I’m a bit confused why my TrueNAS Scale boot drive doesn’t have enough space for an update. This is my first time ever performing a TrueNAS update (as I’ve only first installed the OS a little over a month ago/built the server).
The boot device is an Intel Optane M10 16GB drive which only has TrueNAS Scale on it (running on bare metal)
The storage size shows up differently under System settings → Boot - 12.5GiB & Storage → Disks - 13.41GiB
And as far as I’m aware the 16GB should show up as 14.9GiB? As the 10TB drives for instance, show up as 9.1TiB…?
As far as I know, I could fix this issue by making a backup of the config file; reinstalling the most recent version of TrueNAS Scale; logging in & importing the config file & everything would basically “be the same” (datasets, permissions, networking settings, VMs, apps…)
But I’m just curious why I’m having this issue as the 16GB drive should be fulfilling the 16GB requirement for TrueNAS Scale? Also apologies if this is a very noob issue… as it probably is
Thanks to anybody that reads this & hope you have a nice day!
I don’t remember offhand if those totals include snapshots. Seems unlikely you’d have that many boot pool snapshots within a month, but might be something to check on before reinstalling.
I checked the “Boot Environments” & there’s only the 1 file there. I’d guess if anything I perhaps didn’t format it appropriately during install or something… the 13.41 GiB is weird to me as it should show it as 14.9GiB & I believe that if I had 14.9 then there wouldn’t be any issue.
I have multiple entries that stem from previous upgrades, which I thought may consume the missing space.
Now that we know that’s not the case I suspect that good old GB vs. GiB confusion robbed you of your missing storage.

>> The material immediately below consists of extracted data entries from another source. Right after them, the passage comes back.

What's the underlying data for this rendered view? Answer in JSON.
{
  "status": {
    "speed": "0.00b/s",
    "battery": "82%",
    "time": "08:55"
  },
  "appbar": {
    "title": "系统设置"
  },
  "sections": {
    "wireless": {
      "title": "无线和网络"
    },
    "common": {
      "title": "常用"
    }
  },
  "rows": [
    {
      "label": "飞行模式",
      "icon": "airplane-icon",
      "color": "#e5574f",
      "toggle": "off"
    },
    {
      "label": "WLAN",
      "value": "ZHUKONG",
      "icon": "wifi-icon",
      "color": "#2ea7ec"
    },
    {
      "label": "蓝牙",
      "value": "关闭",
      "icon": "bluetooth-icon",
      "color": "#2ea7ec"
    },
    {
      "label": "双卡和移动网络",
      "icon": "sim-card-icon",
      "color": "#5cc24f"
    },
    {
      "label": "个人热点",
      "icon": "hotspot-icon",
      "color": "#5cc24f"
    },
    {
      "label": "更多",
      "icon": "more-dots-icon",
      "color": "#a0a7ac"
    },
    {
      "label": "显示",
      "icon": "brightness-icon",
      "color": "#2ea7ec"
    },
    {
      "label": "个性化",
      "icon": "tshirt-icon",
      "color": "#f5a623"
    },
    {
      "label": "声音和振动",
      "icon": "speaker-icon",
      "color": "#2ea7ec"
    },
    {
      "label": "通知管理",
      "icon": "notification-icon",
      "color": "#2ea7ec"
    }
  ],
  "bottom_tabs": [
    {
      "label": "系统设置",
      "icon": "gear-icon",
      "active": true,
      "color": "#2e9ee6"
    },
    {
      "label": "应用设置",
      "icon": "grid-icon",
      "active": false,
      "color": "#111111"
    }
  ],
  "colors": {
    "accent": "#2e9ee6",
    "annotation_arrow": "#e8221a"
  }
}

Also, truenas needs to partition the boot drive to enable UEFI boot. This will take away a little over half a GB of space.
To validate:
access the shell (System Settings -> Shell)
become root (sudo -i; enter user credentials)
lsblk lists all partitions sorted by drive including size in GiB. You should have no problem identifying your boot drive. It should list SIZE for the complete drive as about 14.9G. Also, it should have 3 partitions, only one, the largest, is used for storage of the boot-pool. This partition should be listed as having SIZE of around 14.4G
lsblk -b lists the same data, but in total bytes. Some calculator math should clarify that nobody stole storage from your 16GB drive.
zfs list boot-pool will show you the total space USED and AVAIL in your boot pool partition in GiB. USED+AVAIL should total close to 14.4G
zfs list boot-pool -p will show the same in bytes allowing you to verify no bytes were harmed or lost in creating the boot pool.
Bonus: you can list all data sets of your boot pool including how much space is consumed by dependent data sets using the following command: zfs list boot-pool -ro space
Thank YOU for taking the time!
And thank you for the excellent guide/explanation, I really appreciate it!
It would seem that the “16GB” optane module is not actually 16GB.
I bought 2 of these drives on AliExpress a few weeks ago so I plugged the other one into the NAS via USB.
The drives say they’re 16GB, so they should show up as 16*0.93 → 14.88GiB. I also plugged in another random 16GB USB flash drive & while not quite hitting the 14.88 it did show a higher storage capacity.
So, I guess my conclusion is that these Optane drives aren’t really 16GB, or at least not the 2 I got from AliExpress, perhaps these are some “not quite perfect” models or something.
If anything, this does confirm that these are unfortunately not suitable for TrueNAS Scale. @jode Thank you very much for your time & help!